A motif is something that recurs through the story. I wrote a little on this earlier. It can be a word, an object, a setting, or character that has particular meaning to the story.
Finally, there are symbols. A symbol is similar to a motif, but may occur only once in the story. For instance, in “Planet of the Apes”, the final scenes have two symbols – the talking doll and the Statue of Liberty. Both powerful symbols of humanity broken.
When you have your characters doing things, they should proceed in a logical order. Your heroine can’t have a baby, then get pregnant. March does not follow April and 10 a.m. does not follow 8 p.m. – unless you’re talking about the next day – which should be clear to the reader. Consider the following:
She jumped out of the way, realizing the car was going to hit her.
This is awkward because our heroine is realizing that something is going to happen after she has already reacted. Unless you’re writing a paranormal story in which she can tell the future, you don’t react to something before it has happened. A better way to write this is:
Realizing the car was going to hit her, she jumped out of the way.
Or: She realized the car was going to hit her and jumped out of the way.
You should also look for and rewrite adverbial phrases. These may or may not be physically possible, but they make for weak prose.
Weak: After setting his coffee on the top of the car, he keyed open the lock.
Better: He set his coffee on the car roof and unlocked the door.
Go through your story and double check sentences for logical progression and adverbial phrases. Rewrite those that seem weak or illogical.
While we’re talking about logic, think about your story in general. Have you checked your story for consistency? Does A follow B follow C? Is your time line correct? Have events occurred when and where they should?
I edited a manuscript some years ago where a character was lighting a match to see where he was. It was 8 p.m. and full dark. It wouldn’t have been a problem if it had been December and in the north, but this story took place in late June in northern Texas. Oops – it’s still light outside, not full dark.

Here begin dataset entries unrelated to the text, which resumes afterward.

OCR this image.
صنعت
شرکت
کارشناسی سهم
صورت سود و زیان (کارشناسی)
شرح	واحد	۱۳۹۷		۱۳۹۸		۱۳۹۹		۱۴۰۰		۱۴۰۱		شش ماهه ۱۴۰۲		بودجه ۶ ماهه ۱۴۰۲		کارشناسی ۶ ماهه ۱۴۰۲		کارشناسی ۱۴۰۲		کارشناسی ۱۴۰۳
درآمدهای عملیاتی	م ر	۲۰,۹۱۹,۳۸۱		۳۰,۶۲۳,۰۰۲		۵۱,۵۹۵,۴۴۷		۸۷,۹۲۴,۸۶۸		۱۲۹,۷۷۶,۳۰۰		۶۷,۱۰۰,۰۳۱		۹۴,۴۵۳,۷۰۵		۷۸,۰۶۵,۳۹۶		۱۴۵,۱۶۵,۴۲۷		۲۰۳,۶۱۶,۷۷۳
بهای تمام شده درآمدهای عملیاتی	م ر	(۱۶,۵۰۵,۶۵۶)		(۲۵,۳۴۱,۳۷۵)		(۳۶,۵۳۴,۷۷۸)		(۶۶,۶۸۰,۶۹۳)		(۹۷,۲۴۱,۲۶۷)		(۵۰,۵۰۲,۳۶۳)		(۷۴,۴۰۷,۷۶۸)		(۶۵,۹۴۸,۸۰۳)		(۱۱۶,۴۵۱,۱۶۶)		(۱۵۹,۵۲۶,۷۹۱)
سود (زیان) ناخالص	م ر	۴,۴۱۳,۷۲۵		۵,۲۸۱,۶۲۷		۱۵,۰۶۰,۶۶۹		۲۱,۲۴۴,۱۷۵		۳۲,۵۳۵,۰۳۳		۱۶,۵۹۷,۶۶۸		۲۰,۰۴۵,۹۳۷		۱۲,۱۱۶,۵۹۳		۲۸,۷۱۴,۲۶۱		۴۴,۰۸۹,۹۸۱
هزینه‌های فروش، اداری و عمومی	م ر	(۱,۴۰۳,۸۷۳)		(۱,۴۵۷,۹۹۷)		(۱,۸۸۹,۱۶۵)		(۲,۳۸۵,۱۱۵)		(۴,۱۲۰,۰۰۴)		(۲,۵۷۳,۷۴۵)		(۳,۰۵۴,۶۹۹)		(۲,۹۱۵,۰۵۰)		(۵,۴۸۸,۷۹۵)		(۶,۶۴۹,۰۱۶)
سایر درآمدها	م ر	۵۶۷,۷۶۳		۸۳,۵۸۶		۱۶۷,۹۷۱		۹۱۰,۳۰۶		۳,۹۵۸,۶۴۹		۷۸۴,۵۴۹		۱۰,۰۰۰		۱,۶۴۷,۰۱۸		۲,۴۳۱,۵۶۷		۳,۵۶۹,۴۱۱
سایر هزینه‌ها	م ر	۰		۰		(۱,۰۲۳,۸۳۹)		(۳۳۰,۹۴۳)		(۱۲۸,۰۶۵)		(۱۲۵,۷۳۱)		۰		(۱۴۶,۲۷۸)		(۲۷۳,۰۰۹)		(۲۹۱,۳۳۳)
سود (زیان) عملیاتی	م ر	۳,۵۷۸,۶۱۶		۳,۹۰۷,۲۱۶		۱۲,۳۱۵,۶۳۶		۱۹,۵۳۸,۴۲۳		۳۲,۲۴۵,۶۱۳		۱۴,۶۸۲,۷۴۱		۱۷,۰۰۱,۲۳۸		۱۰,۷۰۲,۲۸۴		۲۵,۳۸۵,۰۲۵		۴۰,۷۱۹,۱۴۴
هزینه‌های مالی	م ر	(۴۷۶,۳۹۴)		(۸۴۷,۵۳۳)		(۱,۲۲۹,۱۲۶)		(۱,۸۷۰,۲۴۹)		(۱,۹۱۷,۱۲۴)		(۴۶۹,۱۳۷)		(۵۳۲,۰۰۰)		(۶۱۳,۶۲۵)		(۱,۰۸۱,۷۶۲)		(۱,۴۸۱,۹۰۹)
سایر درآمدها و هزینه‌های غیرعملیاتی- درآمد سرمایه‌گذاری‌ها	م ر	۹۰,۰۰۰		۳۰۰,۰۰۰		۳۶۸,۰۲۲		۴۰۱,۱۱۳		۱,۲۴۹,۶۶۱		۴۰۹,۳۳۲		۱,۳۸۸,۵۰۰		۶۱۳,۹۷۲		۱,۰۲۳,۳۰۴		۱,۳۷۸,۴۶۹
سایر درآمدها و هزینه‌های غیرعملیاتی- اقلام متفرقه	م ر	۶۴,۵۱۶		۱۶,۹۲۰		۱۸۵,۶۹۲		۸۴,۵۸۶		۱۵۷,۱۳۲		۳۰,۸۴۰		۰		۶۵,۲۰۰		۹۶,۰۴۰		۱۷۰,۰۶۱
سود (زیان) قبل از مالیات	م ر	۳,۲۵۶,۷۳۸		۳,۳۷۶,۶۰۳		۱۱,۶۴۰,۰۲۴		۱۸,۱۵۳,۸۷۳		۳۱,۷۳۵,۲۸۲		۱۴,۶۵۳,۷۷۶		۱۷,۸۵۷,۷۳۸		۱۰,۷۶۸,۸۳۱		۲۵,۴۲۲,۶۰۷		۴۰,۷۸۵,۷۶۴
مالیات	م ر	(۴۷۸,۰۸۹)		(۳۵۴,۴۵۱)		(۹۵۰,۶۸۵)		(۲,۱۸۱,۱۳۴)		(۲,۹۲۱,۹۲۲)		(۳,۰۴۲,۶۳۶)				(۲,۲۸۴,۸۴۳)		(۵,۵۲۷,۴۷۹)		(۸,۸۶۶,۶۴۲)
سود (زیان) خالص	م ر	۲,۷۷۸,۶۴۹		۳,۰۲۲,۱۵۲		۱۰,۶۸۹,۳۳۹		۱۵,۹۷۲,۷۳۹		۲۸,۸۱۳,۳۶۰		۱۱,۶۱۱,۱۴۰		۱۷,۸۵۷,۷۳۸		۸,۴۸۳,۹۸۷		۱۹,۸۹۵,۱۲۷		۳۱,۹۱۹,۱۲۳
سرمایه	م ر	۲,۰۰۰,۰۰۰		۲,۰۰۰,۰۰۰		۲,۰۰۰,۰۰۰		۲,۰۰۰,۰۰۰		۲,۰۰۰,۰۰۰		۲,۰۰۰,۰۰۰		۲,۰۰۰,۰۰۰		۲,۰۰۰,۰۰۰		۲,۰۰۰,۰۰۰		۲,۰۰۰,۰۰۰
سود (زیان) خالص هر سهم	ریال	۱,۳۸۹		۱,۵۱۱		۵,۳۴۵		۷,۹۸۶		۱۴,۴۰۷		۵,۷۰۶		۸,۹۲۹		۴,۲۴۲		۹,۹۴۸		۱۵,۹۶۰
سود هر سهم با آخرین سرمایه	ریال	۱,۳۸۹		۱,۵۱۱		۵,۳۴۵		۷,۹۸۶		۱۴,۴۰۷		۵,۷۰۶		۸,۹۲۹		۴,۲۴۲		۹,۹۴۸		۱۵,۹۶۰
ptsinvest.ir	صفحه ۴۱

Watch your facts. Don’t have the hero pulling down a zipper before the 1900’s and, please, don’t have him eating Baked Alaska before Alaska has been discovered. If your heroine has green eyes at the beginning of the story, she’d better not change them to blue or brown ones by the end.
In the same vein, keep a timeline of your story. If the story starts on Monday morning and they do enough action to get through two nights, don’t have them wake up on Tuesday morning when it should be Wednesday. Check your timelines, facts and attributes. Your readers will – and they’ll let you know if you goofed.
- Have you checked for redundancies, repetitions, homonyms and other word choice issues?
- Have you used all the senses?
- Is the writing more active than passive?
- Have you over-used modifiers?
- Have you checked for malapropisms and Tom Swifties?
- Have you used the proper language for the time period and geographic area in your book?
- Have you used the correct customs and manners for the time period and area?
- Is your history correct? Don’t invent or discover something before it’s been done in reality and don’t misplace actual historical people or places.
- Have you check the housing, transportation, food, dress, etc. for the time period?
- Have you kept a time line so your scenes follow a logical path?
- Have you checked for consistencies not only in time line, but also with characterizations?
- Have you used or overused similes and metaphors?
- If you used a motif, did you use the same one consistently throughout the story?
- If using a symbol, is the meaning of it clear?